The workplace is constantly evolving, and so is the job market. With unemployment at a near record low, job seekers have tons of options. Recruiting new talent is a challenge, so employers are focused on keeping their current employees happy. Having your company staffed with the best people is a full-time job by itself, not to mention all your other responsibilities.
In all this chaos, HR pros like yourself most likely aren’t thinking about encouraging employees to advance their education – you’re just trying to keep things running smoothly! And between employees’ busy work and home lives, they probably aren’t thinking about it much, either.
According to the U.S. Bureau of Labor Statistics, by 2022 only about 18% of jobs will require a master’s degree. This means there are plenty of options for those with a bachelor’s degree or high school diploma.
So why should anyone bother? There are actually a great deal of benefits for both the employer and employee when it comes to higher education.
Increases retention, performance
If your company doesn’t require a master’s degree, it might seem counter-intuitive to encourage your employees to obtain one. But, according to Jenny Burrows of Training magazine, it’s a terrific investment for employers that can help spur company growth.
The first major benefit you’ll see? Increased retention, Burrows says. A lot of employers worry if they assist workers in their quest for higher education, the employee will take that new knowledge to a different company. But studies show that isn’t true.
Employees will feel valued by their employer, and in turn, are more likely to stay loyal to the company. Believing in your staff and helping them achieve their goal of an advanced degree will have a positive impact on retention – something that’s priceless in the current competitive labor market.
Not only will your people stick around, but their performance will improve with higher education, Burrows says. When employees go back to school after being out of the classroom for a decade plus, they’ll learn all about new advancements in their industry. After completing their program, these employees will come into work ready to share their new knowledge, giving your company a competitive edge. This can also help you close any skills gaps. Instead of finding and hiring new talent, train and educate your current employees.
Helping your people see the value
So, you’re on board with encouraging your employees to advance their education. Now, how do you convince them it’s the right move?
Going back to school, whether online or in the classroom, is a big undertaking. It takes money, time and effort, and the average American worker is already stretched thin.
Here are six ways you can convince your employees higher education will help them thrive in their careers, courtesy of Northeastern University.
- You’ll gain specialized knowledge. Going back to school will help employees learn all the latest advancements in their fields.
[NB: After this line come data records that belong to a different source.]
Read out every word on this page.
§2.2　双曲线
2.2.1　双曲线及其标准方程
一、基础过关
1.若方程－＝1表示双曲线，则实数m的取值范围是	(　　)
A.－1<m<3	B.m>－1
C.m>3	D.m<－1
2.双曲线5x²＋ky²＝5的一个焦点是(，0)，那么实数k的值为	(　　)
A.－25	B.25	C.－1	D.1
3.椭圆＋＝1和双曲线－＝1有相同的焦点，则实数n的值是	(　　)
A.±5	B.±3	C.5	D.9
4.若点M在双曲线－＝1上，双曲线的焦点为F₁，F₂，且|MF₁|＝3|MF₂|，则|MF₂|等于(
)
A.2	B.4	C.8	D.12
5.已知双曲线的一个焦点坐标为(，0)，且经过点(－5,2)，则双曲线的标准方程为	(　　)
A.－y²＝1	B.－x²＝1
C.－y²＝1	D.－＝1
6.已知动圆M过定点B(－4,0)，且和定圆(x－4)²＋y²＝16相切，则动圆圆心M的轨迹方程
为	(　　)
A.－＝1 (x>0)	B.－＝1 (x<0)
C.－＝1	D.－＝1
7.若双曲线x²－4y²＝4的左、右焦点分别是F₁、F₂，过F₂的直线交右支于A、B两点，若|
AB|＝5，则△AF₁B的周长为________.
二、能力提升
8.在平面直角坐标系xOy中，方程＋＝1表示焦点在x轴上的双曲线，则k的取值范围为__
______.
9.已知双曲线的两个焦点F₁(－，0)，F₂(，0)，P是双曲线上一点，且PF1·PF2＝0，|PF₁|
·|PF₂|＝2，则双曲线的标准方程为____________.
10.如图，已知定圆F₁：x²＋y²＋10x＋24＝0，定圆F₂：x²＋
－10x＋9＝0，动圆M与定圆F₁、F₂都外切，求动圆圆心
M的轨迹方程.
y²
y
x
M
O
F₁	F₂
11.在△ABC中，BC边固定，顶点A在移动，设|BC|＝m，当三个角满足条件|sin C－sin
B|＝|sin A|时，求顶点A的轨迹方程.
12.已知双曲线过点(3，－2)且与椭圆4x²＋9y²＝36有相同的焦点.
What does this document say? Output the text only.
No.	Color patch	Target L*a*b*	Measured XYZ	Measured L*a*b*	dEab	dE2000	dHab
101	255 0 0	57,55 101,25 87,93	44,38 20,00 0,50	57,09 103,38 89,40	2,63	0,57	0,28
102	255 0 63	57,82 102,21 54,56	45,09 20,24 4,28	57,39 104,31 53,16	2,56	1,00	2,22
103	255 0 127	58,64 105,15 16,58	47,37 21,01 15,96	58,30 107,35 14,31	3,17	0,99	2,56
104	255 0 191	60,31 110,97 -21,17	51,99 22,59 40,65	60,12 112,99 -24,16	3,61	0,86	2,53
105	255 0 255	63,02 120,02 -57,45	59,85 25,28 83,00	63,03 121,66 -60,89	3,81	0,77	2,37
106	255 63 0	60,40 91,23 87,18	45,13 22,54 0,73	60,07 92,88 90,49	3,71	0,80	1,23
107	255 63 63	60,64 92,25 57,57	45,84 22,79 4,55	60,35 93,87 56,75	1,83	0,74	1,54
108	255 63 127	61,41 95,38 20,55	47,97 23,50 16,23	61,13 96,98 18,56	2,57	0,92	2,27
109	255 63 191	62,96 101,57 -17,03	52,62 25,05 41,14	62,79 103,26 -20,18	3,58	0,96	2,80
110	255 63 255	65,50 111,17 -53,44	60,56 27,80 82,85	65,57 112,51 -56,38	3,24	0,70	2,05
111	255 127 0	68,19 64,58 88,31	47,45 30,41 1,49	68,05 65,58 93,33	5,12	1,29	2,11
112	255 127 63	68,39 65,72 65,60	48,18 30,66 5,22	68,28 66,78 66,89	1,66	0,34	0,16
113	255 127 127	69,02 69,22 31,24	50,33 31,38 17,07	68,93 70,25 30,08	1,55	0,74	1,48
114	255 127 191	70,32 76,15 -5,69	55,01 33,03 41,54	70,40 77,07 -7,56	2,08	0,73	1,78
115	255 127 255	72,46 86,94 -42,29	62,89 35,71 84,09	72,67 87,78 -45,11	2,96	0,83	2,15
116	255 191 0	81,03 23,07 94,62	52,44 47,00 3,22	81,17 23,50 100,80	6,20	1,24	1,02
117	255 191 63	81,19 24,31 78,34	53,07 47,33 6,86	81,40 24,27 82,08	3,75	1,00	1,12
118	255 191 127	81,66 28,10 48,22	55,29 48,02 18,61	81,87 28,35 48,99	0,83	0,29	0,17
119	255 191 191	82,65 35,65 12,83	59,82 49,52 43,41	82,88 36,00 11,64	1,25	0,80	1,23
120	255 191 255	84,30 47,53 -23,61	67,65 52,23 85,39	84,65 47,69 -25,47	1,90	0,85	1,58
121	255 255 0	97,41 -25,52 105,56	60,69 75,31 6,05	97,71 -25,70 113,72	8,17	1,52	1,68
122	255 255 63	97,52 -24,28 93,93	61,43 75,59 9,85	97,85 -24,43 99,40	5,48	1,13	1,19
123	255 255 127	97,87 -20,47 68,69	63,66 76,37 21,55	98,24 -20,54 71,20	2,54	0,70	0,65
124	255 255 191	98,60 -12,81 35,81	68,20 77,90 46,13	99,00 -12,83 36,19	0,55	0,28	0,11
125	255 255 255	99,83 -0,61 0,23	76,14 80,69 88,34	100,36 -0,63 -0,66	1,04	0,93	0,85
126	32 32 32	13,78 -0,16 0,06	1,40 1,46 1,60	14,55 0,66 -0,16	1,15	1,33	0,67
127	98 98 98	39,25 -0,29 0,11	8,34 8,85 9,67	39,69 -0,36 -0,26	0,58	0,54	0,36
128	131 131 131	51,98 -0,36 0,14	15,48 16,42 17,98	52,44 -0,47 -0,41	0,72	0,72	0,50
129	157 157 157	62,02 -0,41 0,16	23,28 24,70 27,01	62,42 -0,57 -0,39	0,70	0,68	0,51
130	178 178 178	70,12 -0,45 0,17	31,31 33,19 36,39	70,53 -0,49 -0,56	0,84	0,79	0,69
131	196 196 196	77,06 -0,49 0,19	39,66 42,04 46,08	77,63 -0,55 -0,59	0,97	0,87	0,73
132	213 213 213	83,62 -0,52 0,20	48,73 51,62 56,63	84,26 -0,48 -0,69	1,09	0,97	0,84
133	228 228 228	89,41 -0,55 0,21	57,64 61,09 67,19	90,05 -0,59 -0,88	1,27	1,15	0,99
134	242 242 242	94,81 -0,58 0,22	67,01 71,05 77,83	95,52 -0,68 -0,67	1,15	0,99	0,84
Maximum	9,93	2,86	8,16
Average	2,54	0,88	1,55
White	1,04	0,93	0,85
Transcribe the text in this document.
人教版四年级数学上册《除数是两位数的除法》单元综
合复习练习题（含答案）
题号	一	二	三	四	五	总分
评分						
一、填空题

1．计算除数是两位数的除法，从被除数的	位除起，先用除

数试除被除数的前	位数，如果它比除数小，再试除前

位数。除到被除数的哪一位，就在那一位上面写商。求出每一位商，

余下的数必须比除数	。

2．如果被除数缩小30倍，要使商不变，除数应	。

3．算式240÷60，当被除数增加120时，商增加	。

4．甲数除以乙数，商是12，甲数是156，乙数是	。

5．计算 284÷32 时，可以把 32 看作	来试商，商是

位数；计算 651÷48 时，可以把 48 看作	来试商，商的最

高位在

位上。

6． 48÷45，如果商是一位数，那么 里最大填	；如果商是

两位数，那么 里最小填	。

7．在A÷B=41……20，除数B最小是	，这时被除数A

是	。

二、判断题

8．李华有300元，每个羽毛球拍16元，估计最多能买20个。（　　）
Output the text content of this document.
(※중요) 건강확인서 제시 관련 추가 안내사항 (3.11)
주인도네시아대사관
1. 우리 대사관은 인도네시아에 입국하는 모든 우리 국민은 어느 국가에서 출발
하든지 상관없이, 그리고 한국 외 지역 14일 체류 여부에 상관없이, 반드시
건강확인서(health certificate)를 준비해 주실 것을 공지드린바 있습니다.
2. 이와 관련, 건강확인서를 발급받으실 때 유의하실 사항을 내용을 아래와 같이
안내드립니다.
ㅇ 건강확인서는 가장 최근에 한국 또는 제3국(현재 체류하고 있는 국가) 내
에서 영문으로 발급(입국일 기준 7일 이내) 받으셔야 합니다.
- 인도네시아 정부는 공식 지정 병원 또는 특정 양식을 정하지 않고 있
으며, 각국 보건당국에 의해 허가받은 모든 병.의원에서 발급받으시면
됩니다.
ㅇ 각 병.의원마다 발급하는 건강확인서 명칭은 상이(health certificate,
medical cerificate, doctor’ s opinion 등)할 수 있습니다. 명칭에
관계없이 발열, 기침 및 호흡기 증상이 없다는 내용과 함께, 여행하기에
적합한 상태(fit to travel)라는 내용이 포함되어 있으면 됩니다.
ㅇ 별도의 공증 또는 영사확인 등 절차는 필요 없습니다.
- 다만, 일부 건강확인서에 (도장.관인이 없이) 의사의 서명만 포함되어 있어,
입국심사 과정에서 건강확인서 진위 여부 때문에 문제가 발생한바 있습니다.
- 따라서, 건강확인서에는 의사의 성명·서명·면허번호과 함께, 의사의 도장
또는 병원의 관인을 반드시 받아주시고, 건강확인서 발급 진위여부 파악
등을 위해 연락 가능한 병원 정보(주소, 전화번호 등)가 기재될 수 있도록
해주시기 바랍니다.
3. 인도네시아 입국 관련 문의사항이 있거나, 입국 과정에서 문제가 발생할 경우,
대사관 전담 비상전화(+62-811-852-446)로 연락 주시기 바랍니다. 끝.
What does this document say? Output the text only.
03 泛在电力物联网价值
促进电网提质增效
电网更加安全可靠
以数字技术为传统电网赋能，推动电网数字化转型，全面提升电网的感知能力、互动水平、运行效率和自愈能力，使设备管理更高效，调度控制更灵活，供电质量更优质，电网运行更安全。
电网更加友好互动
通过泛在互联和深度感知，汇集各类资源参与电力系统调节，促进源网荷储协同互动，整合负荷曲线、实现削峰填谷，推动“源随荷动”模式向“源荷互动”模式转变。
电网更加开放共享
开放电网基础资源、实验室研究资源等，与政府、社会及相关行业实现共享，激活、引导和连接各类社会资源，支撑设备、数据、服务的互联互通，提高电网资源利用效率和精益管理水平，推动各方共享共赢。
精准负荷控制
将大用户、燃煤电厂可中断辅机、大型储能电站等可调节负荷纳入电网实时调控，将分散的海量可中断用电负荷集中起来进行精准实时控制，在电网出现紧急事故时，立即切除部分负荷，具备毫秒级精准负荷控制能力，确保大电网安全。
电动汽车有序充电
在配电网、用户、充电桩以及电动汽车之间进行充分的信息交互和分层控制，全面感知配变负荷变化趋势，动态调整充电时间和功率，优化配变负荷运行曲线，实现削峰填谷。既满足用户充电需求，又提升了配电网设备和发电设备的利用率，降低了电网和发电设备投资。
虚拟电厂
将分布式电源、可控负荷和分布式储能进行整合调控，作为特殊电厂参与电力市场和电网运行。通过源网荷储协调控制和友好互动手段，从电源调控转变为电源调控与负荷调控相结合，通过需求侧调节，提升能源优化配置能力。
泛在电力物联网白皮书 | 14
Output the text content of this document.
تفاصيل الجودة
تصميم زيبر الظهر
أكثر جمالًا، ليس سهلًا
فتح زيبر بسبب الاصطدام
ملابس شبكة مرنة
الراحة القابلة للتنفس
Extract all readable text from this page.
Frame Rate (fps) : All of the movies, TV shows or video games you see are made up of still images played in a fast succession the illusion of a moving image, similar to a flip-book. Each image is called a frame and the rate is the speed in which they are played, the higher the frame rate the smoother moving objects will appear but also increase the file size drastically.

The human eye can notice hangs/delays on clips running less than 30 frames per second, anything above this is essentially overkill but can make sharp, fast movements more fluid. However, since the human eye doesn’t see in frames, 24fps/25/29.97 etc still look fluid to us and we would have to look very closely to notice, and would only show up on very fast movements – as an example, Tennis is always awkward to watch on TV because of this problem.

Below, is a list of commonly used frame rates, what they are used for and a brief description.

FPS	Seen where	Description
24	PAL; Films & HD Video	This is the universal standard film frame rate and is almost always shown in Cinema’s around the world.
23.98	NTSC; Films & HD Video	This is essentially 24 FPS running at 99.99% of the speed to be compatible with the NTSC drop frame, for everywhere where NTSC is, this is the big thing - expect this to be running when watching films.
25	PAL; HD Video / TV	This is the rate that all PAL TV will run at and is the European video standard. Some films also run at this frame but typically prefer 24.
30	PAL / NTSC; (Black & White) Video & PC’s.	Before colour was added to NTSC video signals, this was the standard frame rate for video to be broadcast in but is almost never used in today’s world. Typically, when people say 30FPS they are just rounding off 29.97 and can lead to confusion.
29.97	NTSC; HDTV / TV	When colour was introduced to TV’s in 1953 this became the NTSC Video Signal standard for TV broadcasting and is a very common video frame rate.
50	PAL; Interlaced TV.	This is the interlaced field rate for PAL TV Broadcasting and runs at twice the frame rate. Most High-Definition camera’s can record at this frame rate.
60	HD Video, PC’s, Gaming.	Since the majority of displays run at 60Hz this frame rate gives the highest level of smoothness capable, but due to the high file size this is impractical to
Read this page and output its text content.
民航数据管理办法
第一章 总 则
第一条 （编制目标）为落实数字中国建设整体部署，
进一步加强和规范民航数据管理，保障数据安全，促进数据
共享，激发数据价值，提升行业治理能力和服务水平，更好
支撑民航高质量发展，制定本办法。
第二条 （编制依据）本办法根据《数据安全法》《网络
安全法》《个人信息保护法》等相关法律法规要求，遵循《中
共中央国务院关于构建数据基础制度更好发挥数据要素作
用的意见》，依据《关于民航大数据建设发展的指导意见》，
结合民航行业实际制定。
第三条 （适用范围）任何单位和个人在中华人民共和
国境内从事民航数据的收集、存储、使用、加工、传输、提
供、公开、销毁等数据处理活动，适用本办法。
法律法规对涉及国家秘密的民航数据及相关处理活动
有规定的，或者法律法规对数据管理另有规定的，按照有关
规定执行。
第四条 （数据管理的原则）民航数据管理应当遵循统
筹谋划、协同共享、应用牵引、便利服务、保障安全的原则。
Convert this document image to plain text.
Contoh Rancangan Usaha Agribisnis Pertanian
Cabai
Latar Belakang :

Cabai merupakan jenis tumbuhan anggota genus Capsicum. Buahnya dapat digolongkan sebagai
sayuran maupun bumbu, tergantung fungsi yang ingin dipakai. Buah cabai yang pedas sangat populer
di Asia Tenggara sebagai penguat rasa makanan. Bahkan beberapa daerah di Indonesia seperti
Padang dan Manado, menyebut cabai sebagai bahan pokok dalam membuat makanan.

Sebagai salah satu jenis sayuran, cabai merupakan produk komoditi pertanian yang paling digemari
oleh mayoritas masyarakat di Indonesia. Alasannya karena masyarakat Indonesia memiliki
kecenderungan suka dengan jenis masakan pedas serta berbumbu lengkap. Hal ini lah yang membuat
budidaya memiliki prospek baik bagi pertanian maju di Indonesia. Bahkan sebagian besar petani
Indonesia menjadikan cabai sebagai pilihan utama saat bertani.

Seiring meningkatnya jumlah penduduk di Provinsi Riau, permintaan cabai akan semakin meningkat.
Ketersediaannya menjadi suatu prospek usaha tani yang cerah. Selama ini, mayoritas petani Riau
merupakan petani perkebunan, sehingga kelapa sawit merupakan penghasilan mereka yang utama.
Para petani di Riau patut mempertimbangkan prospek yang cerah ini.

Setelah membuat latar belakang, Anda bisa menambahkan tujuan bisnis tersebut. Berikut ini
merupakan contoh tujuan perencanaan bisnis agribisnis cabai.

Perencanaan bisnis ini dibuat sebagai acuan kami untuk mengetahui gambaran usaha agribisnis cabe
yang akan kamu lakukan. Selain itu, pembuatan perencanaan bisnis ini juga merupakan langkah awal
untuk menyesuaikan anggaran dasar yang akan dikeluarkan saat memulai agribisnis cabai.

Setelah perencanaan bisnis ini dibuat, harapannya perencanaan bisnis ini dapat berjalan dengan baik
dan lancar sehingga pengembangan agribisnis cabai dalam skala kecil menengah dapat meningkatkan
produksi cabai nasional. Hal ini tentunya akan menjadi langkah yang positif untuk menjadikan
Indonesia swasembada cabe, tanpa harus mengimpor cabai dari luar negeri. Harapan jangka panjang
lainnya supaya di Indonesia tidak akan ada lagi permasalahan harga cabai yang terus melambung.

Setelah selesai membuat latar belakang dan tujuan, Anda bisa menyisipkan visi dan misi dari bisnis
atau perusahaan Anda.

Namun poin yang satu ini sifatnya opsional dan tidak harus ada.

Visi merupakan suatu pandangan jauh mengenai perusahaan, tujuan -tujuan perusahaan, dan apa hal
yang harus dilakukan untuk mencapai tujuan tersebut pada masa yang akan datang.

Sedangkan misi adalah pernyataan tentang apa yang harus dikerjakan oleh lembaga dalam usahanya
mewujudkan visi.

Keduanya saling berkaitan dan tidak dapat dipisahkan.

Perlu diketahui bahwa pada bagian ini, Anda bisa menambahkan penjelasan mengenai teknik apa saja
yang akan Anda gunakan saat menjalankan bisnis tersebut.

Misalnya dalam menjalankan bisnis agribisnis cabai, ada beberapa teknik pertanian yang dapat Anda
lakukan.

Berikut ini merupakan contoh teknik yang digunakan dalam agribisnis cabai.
In a constantly changing workforce, a higher degree proves you know your stuff, and gives you added credibility. It’s also a great opportunity for employees to explore something specific within their field, or learn about a new area entirely. Continued education will help workers gain new skills and build on ones they already have.
- It’ll help you advance in your career. Got a bunch of ambitious employees looking to work their way up the ladder? Higher education can make that so much easier. Many employers like to see advanced degrees for management and leadership positions – especially in certain industries, like education and healthcare. Graduate degrees can help pave the way to big promotions. You can even emphasize how this will help employees if they ever decide to leave your company and go elsewhere – show them it’s in their best interest, not just yours.
- It’ll increase your earning potential. If employees are worried about putting money into their degree, ease those fears with the following numbers. The average person with a bachelor’s degree earns about $60,000 a year. The average person with a master’s earns $80,000.
- You’ll gain lifelong skills. It’s not just about the technical knowledge employees will learn. Higher education will help workers sharpen their researching, writing and analyzing skills. These soft skills will not only help in the workplace, but in everyday life, too.
- You’ll expand your professional network. Going back to school means meeting all kinds of different people. Fellow classmates will come from many different backgrounds, and it’ll give people the opportunity to connect with so many professionals and industry leaders.
- You’re never too old or too busy. A lot of employees think they’ve been out of school for so long that it’s too late to go back. But older students are pursuing higher education more than ever before. The average age of those seeking an advanced degrees has increased drastically in the past, and programs are adjusting to accommodate that. The rise of online programs has made it convenient for anyone to get back into the classroom. Many schools also offer night classes for working adults and online/in-person hybrid options. If anyone is worried about their computer and tech skills, a lot of universities have tutorials and help lines designed to assist students of all ages.
Taking the next steps
Once you’ve decided to focus on getting your employees to advance their education, there are a few things you can do to get the ball rolling.
Gauge everyone’s interest in the idea, and see what kind of courses employees are interested in. What learning option works best for their busy schedules? What kind of costs can they handle? When you have this information, you can do research and present your people with programs tailored to their needs.
Another thing to explore – is your company willing to assist with the cost of participating in these programs? If your staff can get a discounted or free ride to school, they’re much more likely to complete the program.
In the meantime, focus on fostering a company culture that places an emphasis on learning and development. See what kind of training you can do right now, in-house. Once a few learning options are open to your employees, they’ll be hungry for more.